Reputation: 15664
I have a table called readings that has > 76 million rows in it that I'm running this query on:
declare @tunnel_id int = 13
SELECT TOP 1 local_time, recorded_time
FROM readings
WHERE tunnel_id = @tunnel_id
ORDER BY id DESC
The id column is a bigint, set as the primary key, and has a clustered index, and there is also an index on the tunnel_id field.
The works great and returns in less than a second for about 16 out of the 20 different tunnel_id's I'm trying. However, on the last 4 or so the query takes 40 seconds and uses hundreds of thousands of reads.
I tried modifying the query into this:
SELECT TOP (1) local_time, recorded_time
FROM readings
where id = (
SELECT TOP 1 id
FROM readings
WHERE tunnel_id = 13
ORDER BY id DESC
)
Which once again is only slow for a few tunnel_id's. What perplexes me more is that the inner select runs quickly for the slow id's and if I hardcode the maximum id instead of the subquery it also runs quickly.
What am I missing here that's making this query perform poorly?
Edit for comments:
Tunnel_id is not unique, each tunnel has multiple millions of rows. This is running on Sql Server 2012.
I included the actual execution plans from both the fast and slow runs and they are identical.
Fast:
Slow:
But as you can see, the first executes in less than a second while the second takes 51 seconds.
Upvotes: 0
Views: 1257
Reputation: 15664
Just found that you can hint to use the tunnel_id index:
declare @tunnel_id int = 13
SELECT TOP 1 local_time, recorded_time
FROM readings
WITH (INDEX(idx_tunnel_id))
WHERE tunnel_id = @tunnel_id
ORDER BY id DESC
which works as expected and returns in less than 1 second.
Upvotes: 0
Reputation: 7813
The interesting part here is that SQL isn't using the index in tunnel_id at all and is just scanning the table in whole, which is slow if it's big like 76 millions rows. I think the real cause it isn't using it is because the ordering by id, as it must perform a lookup and then an additional sorting. I doubt at first that parameter sniffing is the main problem here.
I would try to change the index instead, and make it covering. If possible include in the index the local time, recorded time and the id (not 100% sure if it's needed as it's the cluster key anyway).

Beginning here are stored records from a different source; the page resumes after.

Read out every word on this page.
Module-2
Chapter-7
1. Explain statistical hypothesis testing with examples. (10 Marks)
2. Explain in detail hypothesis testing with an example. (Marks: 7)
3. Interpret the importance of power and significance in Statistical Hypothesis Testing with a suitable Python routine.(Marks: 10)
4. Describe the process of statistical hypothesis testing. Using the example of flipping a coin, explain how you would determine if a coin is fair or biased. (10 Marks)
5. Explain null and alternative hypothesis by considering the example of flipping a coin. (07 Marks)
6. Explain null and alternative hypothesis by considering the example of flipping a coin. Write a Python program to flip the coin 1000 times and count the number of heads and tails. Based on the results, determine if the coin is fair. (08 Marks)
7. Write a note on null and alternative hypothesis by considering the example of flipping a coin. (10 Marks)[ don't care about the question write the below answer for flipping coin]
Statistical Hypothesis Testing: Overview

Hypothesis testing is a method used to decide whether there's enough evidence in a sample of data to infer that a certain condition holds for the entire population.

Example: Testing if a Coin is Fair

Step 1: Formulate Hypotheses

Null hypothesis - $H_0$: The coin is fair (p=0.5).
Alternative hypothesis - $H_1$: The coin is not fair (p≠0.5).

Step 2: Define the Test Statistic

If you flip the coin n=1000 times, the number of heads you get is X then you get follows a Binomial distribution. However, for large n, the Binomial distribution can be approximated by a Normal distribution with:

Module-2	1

CREATE NONCLUSTERED INDEX IX_tunnel_id ON dbo.readings (tunnel_id) INCLUDE (id, local_time, recorded_time)
Note that, while this can improve this particular query, it will make inserts and updates a little slower, and require additional storage space.
Upvotes: 1
Reputation: 2147
The plan basically scans the entire clustered index from start to end and looks for the first row with tunnel_id = @tunnel_id.
My educated guess is that the 'slow' tunnels don't have any rows in the beginning of the clustered index and so it has to scan more of it.
This non-clustered index should speed things up:
CREATE NONCLUSTERED INDEX [IX_FOO] ON [readings]
(
tunnel_id,
ID
)
INCLUDE
(
local_time,
recorded_time
)
This could replace the existing index on tunnel_id.
Upvotes: 1